In 1963 for some long forgotten reason I wrote a letter to President John F. Kennedy. The White House replied with a letter, a picture of the President’s family, and a picture of the President. By the time I was discharged from the army (1975) I had lost track of the photos and pictures. Recently I discovered them pressed between the pages of a book that I had long ago purchased titled, “This Was The President, John F. Kennedy” by Tony Spina. It was a picture book chronicling the campaign, short Presidency, and funeral of the slain President.
At 10 years old I can’t imagine why I would write a letter to the President. At the time I wasn’t exhibiting any inclination to being what anyone would call a ‘bright’ kid. Any political interest I would develop later on where to complex for me at that age. It surprises me now that I even knew who the President was in 1963. I was a classic knucklehead. In hindsight I use to think it might have been because we were in Germany when the President gave his “Ich bin ein Berliner" speech, but in fact he would give that speech 4 months later. The only plausible explanation is that it was probably some mandatory school project.
I know that I liked the President, the idea of the President, but those feelings probably came after receiving the letter.
Where were you on the day you heard the president was assassinated?
The answer to the inevitable question/phrase:
When I received the letter from the White House we lived in Warner Kaserne in Munich, Germany. Kaserne means ‘barracks’ in its original use, but by the 60’s it was more broadly used to mean camp. In this case camp didn’t mean pup tents and latrines. These kasernes were permanent buildings, barracks, and apartments as well as military equipment and functions.
By the time the President was assassinated we had moved to a smaller kaserne near Munich. Our knew kaserne was formerly a World War I cavalry fort with a small city adjacent. Just like civilian towns grow around American bases in America they also grow up around military bases in other countries. This is a situation that goes back to the Roman Legions and before. It is a fact of military life.
This kaserne had been a military camp during World War II. After the war the little camp was divided into a converted U.S. Army base and a Museum. The building we lived in had formerly been German officers barracks. The apartment was heated with coal stoves that we had to keep going during the cold and snowy Bavarian winters. It was quiet a cultural shock for an uninspired ten year old.
We lived within a 100 yards of the Post Exchange (PX), which also served as the bus stop for the on base school. That’s were I was when someone informed us that the President had been assassinated. I remember where I was, but not much else of that day. I don’t even remember if they told us to stay home that day or we if still went to school.

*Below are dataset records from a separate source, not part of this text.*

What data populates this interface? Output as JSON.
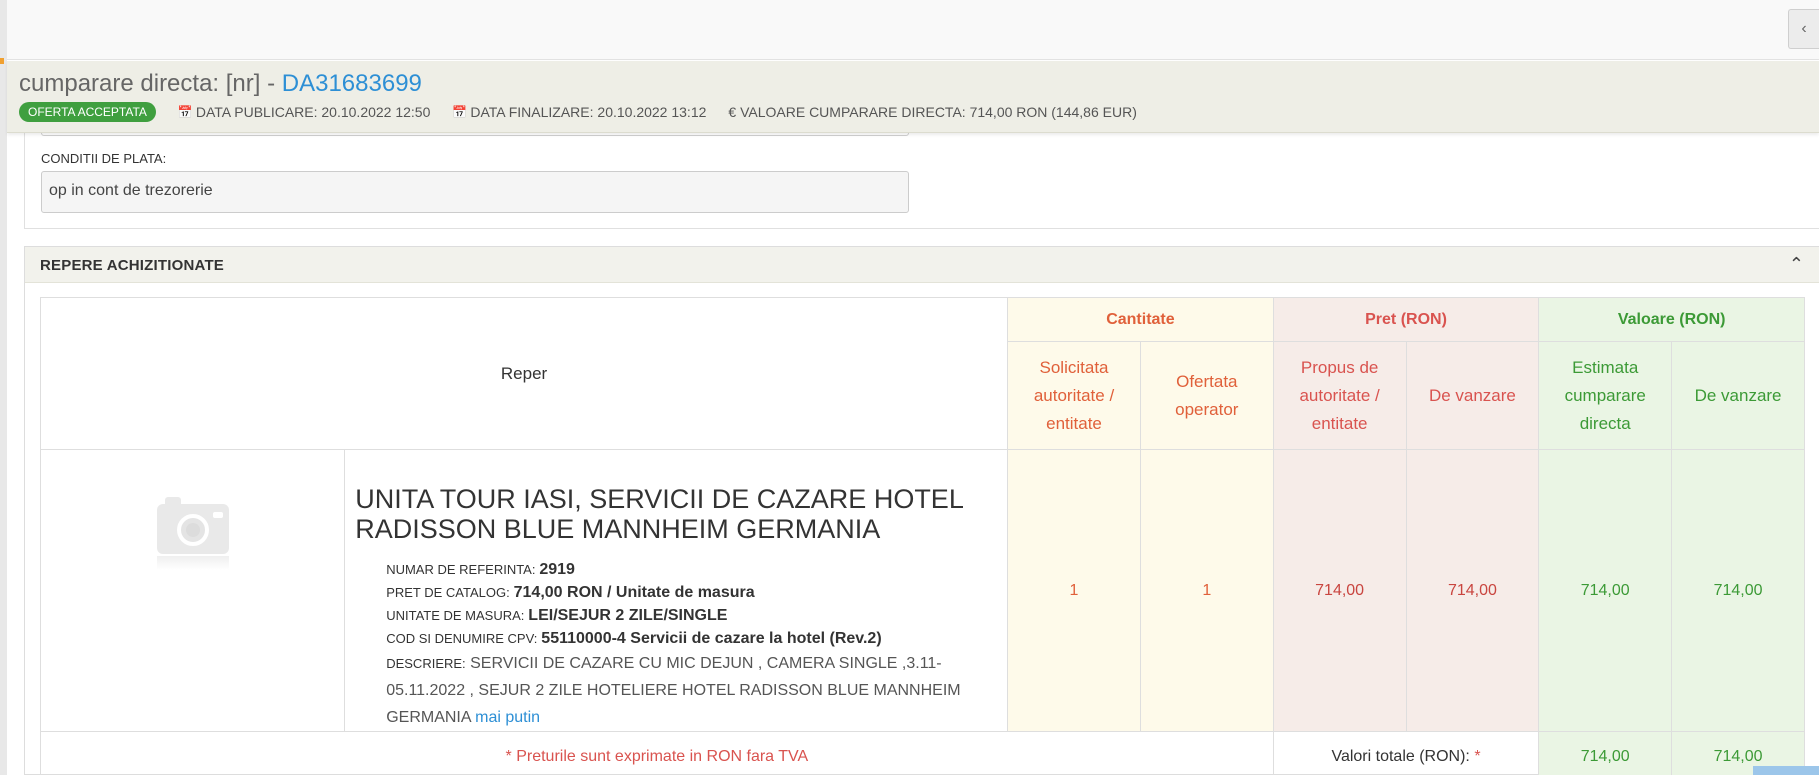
{
  "header": {
    "title_prefix": "cumparare directa: [nr] - ",
    "code": "DA31683699",
    "badge": "OFERTA ACCEPTATA",
    "data_publicare": "DATA PUBLICARE: 20.10.2022 12:50",
    "data_finalizare": "DATA FINALIZARE: 20.10.2022 13:12",
    "valoare": "€ VALOARE CUMPARARE DIRECTA: 714,00  RON (144,86  EUR)",
    "calendar_icon": "calendar-icon",
    "collapse_icon": "chevron-left-icon"
  },
  "payment": {
    "label": "CONDITII DE PLATA:",
    "value": "op in cont de trezorerie"
  },
  "section": {
    "title": "REPERE ACHIZITIONATE",
    "toggle_icon": "chevron-up-icon"
  },
  "table": {
    "reper_header": "Reper",
    "groups": {
      "cantitate": "Cantitate",
      "pret": "Pret (RON)",
      "valoare": "Valoare (RON)"
    },
    "subheaders": {
      "solicitata": "Solicitata autoritate / entitate",
      "ofertata": "Ofertata operator",
      "propus": "Propus de autoritate / entitate",
      "de_vanzare_pret": "De vanzare",
      "estimata": "Estimata cumparare directa",
      "de_vanzare_val": "De vanzare"
    },
    "item": {
      "image_icon": "camera-placeholder-icon",
      "title": "UNITA TOUR IASI, SERVICII DE CAZARE HOTEL RADISSON BLUE MANNHEIM GERMANIA",
      "ref_label": "NUMAR DE REFERINTA:",
      "ref_value": "2919",
      "catalog_label": "PRET DE CATALOG:",
      "catalog_value": "714,00  RON / Unitate de masura",
      "um_label": "UNITATE DE MASURA:",
      "um_value": "LEI/SEJUR 2 ZILE/SINGLE",
      "cpv_label": "COD SI DENUMIRE CPV:",
      "cpv_value": "55110000-4 Servicii de cazare la hotel (Rev.2)",
      "descr_label": "DESCRIERE:",
      "descr_value": "SERVICII DE CAZARE CU MIC DEJUN , CAMERA SINGLE ,3.11-05.11.2022 , SEJUR 2 ZILE HOTELIERE HOTEL RADISSON BLUE MANNHEIM GERMANIA",
      "more_link": "mai putin",
      "solicitata": "1",
      "ofertata": "1",
      "propus": "714,00",
      "de_vanzare_pret": "714,00",
      "estimata": "714,00",
      "de_vanzare_val": "714,00"
    },
    "footer": {
      "note": "* Preturile sunt exprimate in RON fara TVA",
      "totals_label": "Valori totale (RON):",
      "asterisk": "*",
      "total_estimata": "714,00",
      "total_vanzare": "714,00"
    }
  },
  "colors": {
    "link": "#2d8fd5",
    "badge": "#3f9f3f",
    "cantitate": "#e0603a",
    "pret": "#d9534f",
    "valoare": "#3c9a36"
  }
}
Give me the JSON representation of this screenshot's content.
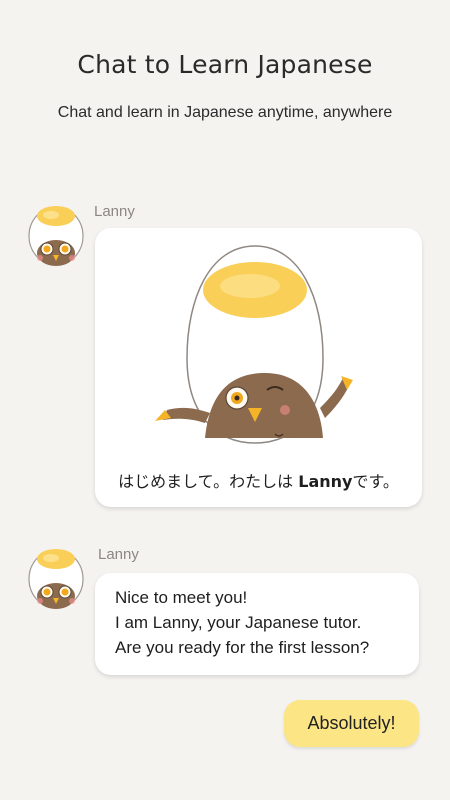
{
  "header": {
    "title": "Chat to Learn Japanese",
    "subtitle": "Chat and learn in Japanese anytime, anywhere"
  },
  "messages": [
    {
      "sender": "Lanny",
      "avatar_icon": "egg-bird-avatar-icon",
      "illustration_icon": "egg-bird-waving-illustration",
      "caption_pre": "はじめまして。わたしは ",
      "caption_bold": "Lanny",
      "caption_post": "です。"
    },
    {
      "sender": "Lanny",
      "avatar_icon": "egg-bird-avatar-icon",
      "lines": [
        "Nice to meet you!",
        "I am Lanny, your Japanese tutor.",
        "Are you ready for the first lesson?"
      ]
    }
  ],
  "reply": {
    "label": "Absolutely!"
  },
  "colors": {
    "background": "#f5f3f0",
    "bubble": "#ffffff",
    "reply_bubble": "#fce585",
    "yolk": "#f9cf58"
  }
}
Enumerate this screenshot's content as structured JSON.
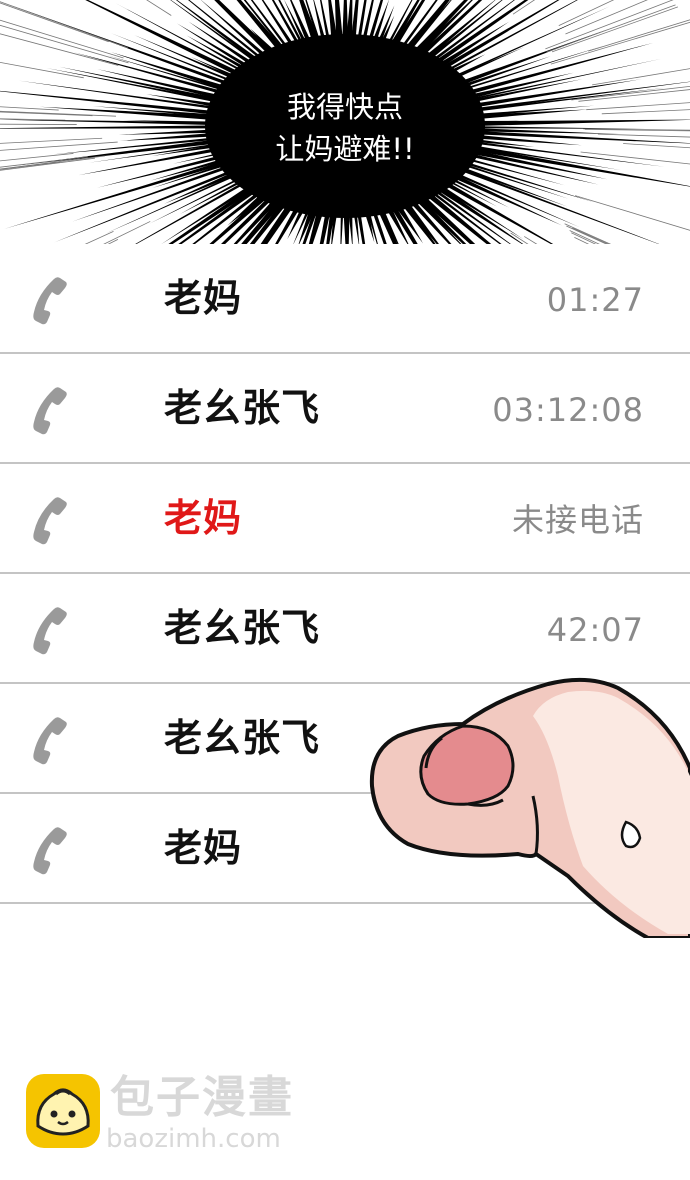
{
  "caption": {
    "line1": "我得快点",
    "line2": "让妈避难!!"
  },
  "calls": [
    {
      "name": "老妈",
      "meta": "01:27",
      "missed": false
    },
    {
      "name": "老幺张飞",
      "meta": "03:12:08",
      "missed": false
    },
    {
      "name": "老妈",
      "meta": "未接电话",
      "missed": true
    },
    {
      "name": "老幺张飞",
      "meta": "42:07",
      "missed": false
    },
    {
      "name": "老幺张飞",
      "meta": "",
      "missed": false
    },
    {
      "name": "老妈",
      "meta": "",
      "missed": false
    }
  ],
  "watermark": {
    "title": "包子漫畫",
    "url": "baozimh.com"
  },
  "icons": {
    "call": "phone-handset-icon",
    "logo": "bun-mascot-icon"
  },
  "colors": {
    "missed": "#e01818",
    "meta": "#8a8a8a",
    "divider": "#c4c4c4",
    "logo": "#f5c400"
  }
}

My brothers and I had dealt with the death of our mother a few years before and I’m not sure if I had even completely processed that event by 1963, so maybe my absorption of the news of the Kennedy assassination may have been muffled by comparison.
Another reason why I remember so little beyond where I was that day, combined with my mother’s death, might have been the ‘trauma’ of our new residence. Once we moved into our new location, like everyone else we visited and toured the part of the old German base that was converted into a museum and what I saw there left me shaking and in awe. Memories of what we saw in that museum haunted me the rest of my live. Not with nightmares and psychological episodes, but with questions that a simple ten year old ask when processing the events around them. Simple questions, but with answers that were so complex they never satisfied. Simple questions that even as an adult you find the answers, still, so dissatisfying.
Questions like; Why did my mother die? No one can adequately answer that.
In the case of that museum the simple question was ‘how could people do that to another human being? As you grow up you see that in spite of the fact that we can’t explain the why, we continually see the continuation of such abhorrent behavior and treatment towards each other. That museum, finding out the truth about that camp, what the officers who lived in the barracks we lived in did, and what the people of that little city supposedly ignored, why? In the visit to the museum that day was planted the seed that would germinate into an anguish for social justice, while unformed at that time, that seed would grow to define my outlook on humanity… and the need for vigilance.
The name of that city, the kaserne, the former fort… Dachau.